I have a 2D matrix with boolean values, which is updated highly frequently. I want to choose a 2D index {x, y} within the matrix, and find the nearest element that is "true" in the table, without going through all the elements (the matrix is massive).

For example, if I have the matrix:

0000100
0100000
0000100
0100001

and I choose a coordinate {x1, y1} such as {4, 3}, I want returned the location of the closest "true" value, which in this case is {5, 3}. The distance between the elements is measured using the standard Pythagorean equation:

distance = sqrt(distX * distX + distY * distY) where distX = x1 - x and distY = y1 - y.

I can go through all the elements in the matrix and keep a list of "true" values and select the one with the shortest distance result, but it's extremely inefficient.

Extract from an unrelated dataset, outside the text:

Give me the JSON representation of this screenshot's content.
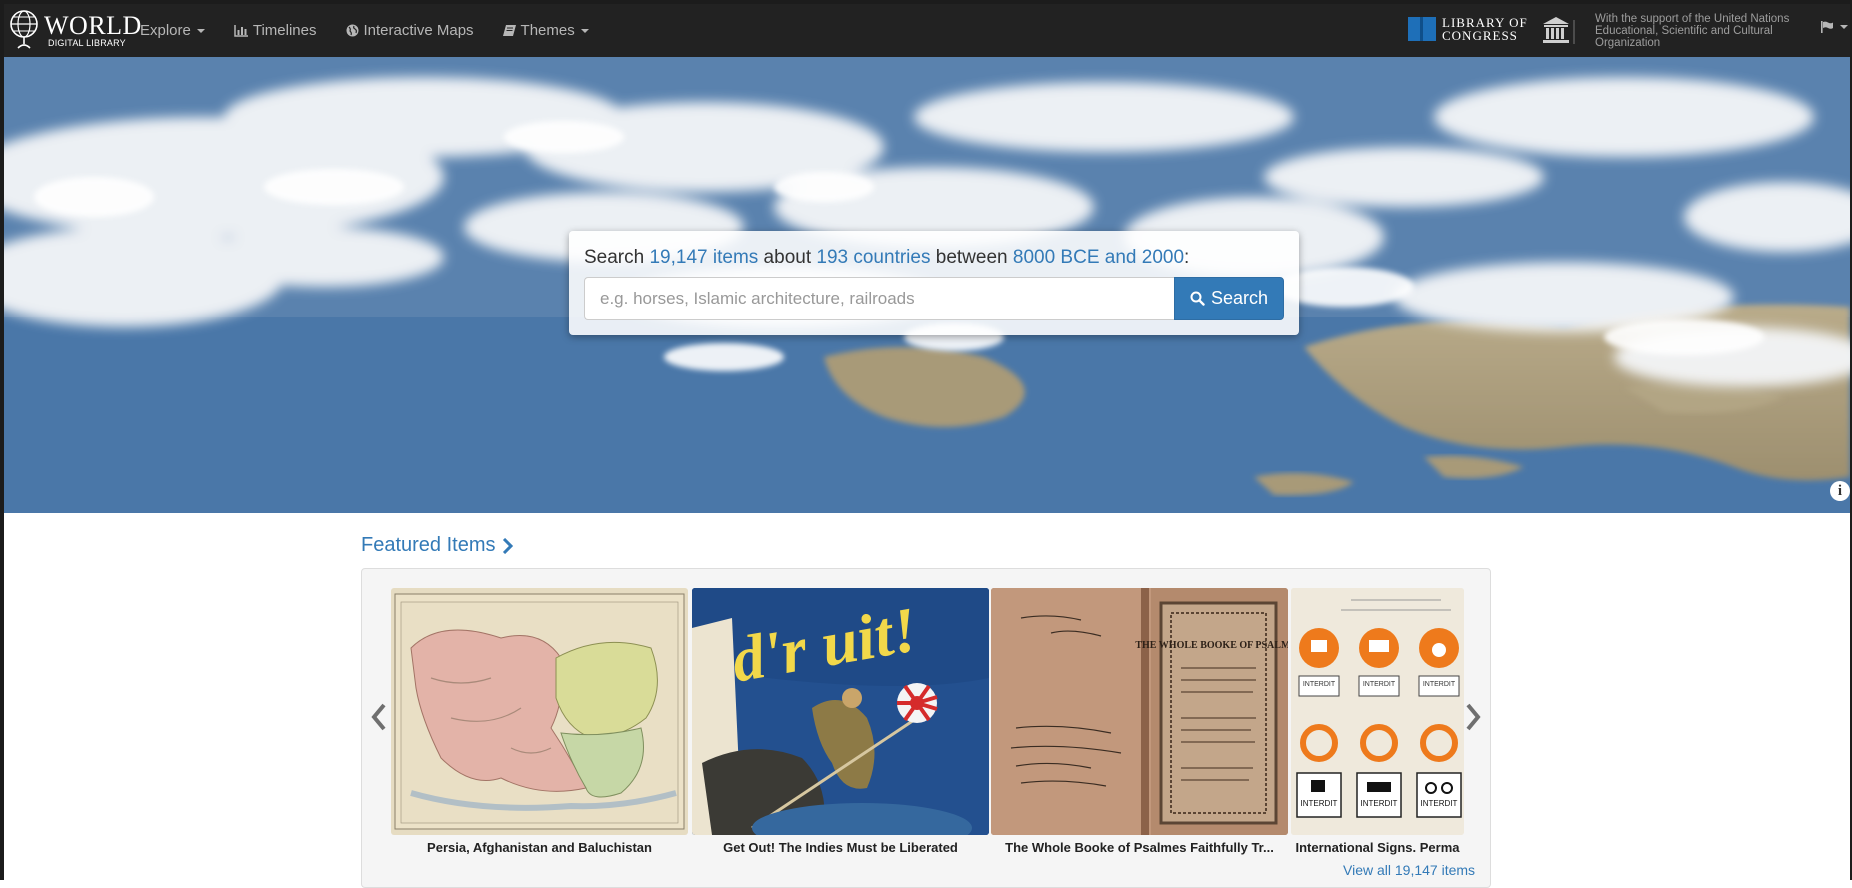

What algorithm can I use to reduce search time?

Details: The matrix size is 1920x1080, and around 25 queries will be made every frame. The entire matrix is updated every frame. I am trying to maintain a reasonable framerate, more than 7fps is enough.

Answer 1

If matrix is always being updated, then there is no need to build some auxillary structure like distance transform, Voronoy diagram etc.

You can just execute search like BFS (bread-first search) propagating from query point. The only difference from usual BFS is euclidean metrics. So you can generate (u, v) pairs ordered by (u^2+v^2) and check symmetric points shifted by (+-u,+-v),(+-v,+-u) combinations (four points when u or v is zero, eight points otherwise)

Answer 2

You could use a tree data structure like a quad-tree (see https://en.wikipedia.org/wiki/Quadtree) to store all locations with value "true". In this way it should be possible to quickly iterate over all "true" values in the neighborhood of a given location. Furthermore, the tree can be updated in logarithmic time, if the value of a location changes.